Anuak sheath

Anuak sheath
Other views of this artifact:


Accession Number:
1936.10.24
Country:
Sudan
Region:
[Southern Sudan]
Cultural Group:
Anywaa [Anuak]
Date Made:
By 1936
Materials:
Animal Hide Skin
Process:
Perforated , Knotted , Bound , Tooled
Dimensions:
Sheath L = 223, W across body = 56, th = 5.5; side strips W = 8; tie L = 360, W = 4.2, th = 2.5 mm [RTS 28/6/2005].
Weight:
20 g
Local Name:
arana
Other Owners:
Presumably collected by Evans-Pritchard during his period of fieldwork amongst the Anuak between early March and May 1935 [RTS 18/6/2004].
Field Collector:
Edward Evan Evans-Pritchard
PRM Source:
Edward Evan Evans-Pritchard
Acquired:
Donated 1936
Collected Date:
March - May 1935
Description:
Hide sheath for protecting the edge of a metal spearhead. It consists of 2 rectangular strips of yellowish brown hide (Pantone 7508C), with traces of buff hair partially preserved on the surface. Each strip has been folded in half, creating a recess on the inside edge that could be fitted around either side of the blade. The upper ends have been gathered together, and their tips bound with a short hide sheath, probably cut from a section of tail; a v-shaped notch has been cut into the top edge on either side. The other ends have been perforated, and a single narrow strip of hide passed through to hold them together, and secured by a knot at one side. This leaves the ends free to be fitted over the blade, with the cord allowing them to be pulled closed again once in place. The surface of this tie strip has been tooled to give it a textured appearance. The sheath is essentially complete; there are some holes in the binding around its tip, while the tie is beginning to split along it width at one end. It has a weight of 20 grams; the sheath body is 223 mm long, 56 mm wide and 5.5 mm thick; each of the side strips is around 8 mm wide, and the tie is 360 mm long, 4.2 mm wide and 2.5 mm thick.

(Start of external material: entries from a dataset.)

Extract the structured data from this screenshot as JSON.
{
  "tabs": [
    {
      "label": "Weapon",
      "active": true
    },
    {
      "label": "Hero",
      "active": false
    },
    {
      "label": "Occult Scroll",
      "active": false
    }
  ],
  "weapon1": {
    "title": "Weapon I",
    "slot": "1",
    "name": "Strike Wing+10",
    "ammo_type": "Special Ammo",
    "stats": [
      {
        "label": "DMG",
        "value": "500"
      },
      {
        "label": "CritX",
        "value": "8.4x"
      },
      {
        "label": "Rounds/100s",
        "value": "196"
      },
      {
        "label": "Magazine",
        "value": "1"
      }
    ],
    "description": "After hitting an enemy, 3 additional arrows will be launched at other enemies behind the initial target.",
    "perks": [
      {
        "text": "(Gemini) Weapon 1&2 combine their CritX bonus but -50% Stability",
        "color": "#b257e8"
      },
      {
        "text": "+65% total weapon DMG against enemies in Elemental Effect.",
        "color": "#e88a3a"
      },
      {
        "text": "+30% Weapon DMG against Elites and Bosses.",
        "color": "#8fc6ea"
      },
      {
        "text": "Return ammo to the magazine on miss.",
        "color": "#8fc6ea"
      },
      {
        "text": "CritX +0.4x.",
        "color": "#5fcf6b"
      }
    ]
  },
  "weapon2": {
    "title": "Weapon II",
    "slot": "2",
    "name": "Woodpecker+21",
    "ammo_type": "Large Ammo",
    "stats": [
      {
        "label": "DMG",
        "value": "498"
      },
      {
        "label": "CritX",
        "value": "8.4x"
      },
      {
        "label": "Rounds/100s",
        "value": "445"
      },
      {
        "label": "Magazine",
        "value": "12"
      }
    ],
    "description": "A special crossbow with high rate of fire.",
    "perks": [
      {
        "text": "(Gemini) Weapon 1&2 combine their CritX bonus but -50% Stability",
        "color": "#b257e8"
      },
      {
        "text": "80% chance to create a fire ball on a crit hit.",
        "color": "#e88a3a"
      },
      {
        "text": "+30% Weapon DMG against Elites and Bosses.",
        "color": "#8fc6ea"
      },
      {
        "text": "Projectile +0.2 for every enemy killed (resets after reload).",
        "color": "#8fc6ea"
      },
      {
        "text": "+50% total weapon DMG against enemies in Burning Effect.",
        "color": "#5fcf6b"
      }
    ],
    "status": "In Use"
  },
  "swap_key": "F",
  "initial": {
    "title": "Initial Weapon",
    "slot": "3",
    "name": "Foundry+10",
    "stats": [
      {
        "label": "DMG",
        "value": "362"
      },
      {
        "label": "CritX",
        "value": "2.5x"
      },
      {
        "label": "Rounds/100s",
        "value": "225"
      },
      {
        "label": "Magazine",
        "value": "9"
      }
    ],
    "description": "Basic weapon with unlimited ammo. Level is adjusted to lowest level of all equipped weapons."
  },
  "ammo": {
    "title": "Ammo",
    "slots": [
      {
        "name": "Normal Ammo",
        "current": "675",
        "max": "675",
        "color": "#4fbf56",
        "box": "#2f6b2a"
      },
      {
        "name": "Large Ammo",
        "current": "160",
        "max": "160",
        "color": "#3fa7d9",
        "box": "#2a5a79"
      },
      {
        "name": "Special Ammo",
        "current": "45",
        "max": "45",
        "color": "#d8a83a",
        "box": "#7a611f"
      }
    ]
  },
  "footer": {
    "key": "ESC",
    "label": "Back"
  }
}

Presumably collected by Evans-Pritchard during his period of fieldwork amongst the Anuak between early March and May 1935
(E.E. Evans-Pritchard, 1940, The Political System of the Anuak of the Anglo-Egyptian Sudan, p. 3).

This sheath is known to the Anuak as
arana.

Rachael Sparks 30/9/2005.

Primary Documentation:
Accession Book Entry [p. 410] - 1936 [insert] 10 [end insert] E. EVANS-PRITCHARD, M.A., Exeter College, Oxford. - Specimens collected by himself in the EASTERN SUDAN, while travelling with a Grant from the Rockefeller Leverhulme Trustees, viz: [p. 412] [insert] 23-25 [end insert] - [One of] 3 Sheaths, arana , of hide, for protecting the edges of iron spear-heads. ANUAK.

Card Catalogue Entry - Information as in accession book, with inserted comment '[... 3 illegible words] 1 [= 1936.10.23] now placed around ancient jo spear (1936.10.9) also Anuak, EP, l[ength] = 420 mm'. Note that this spear seems to have been numbered 1936.10.9 incorrectly, and is actually 1936.10.22 [RTS 11/2/2004].

Pitt Rivers Museum label - Arana , sheath for protecting the edges of iron spearheads. ANUAK, E. SUDAN. d.d. E. Evans-Pritchard, 1936 [rectangular metal-edged tag, tied to object; RTS 24/6/2005].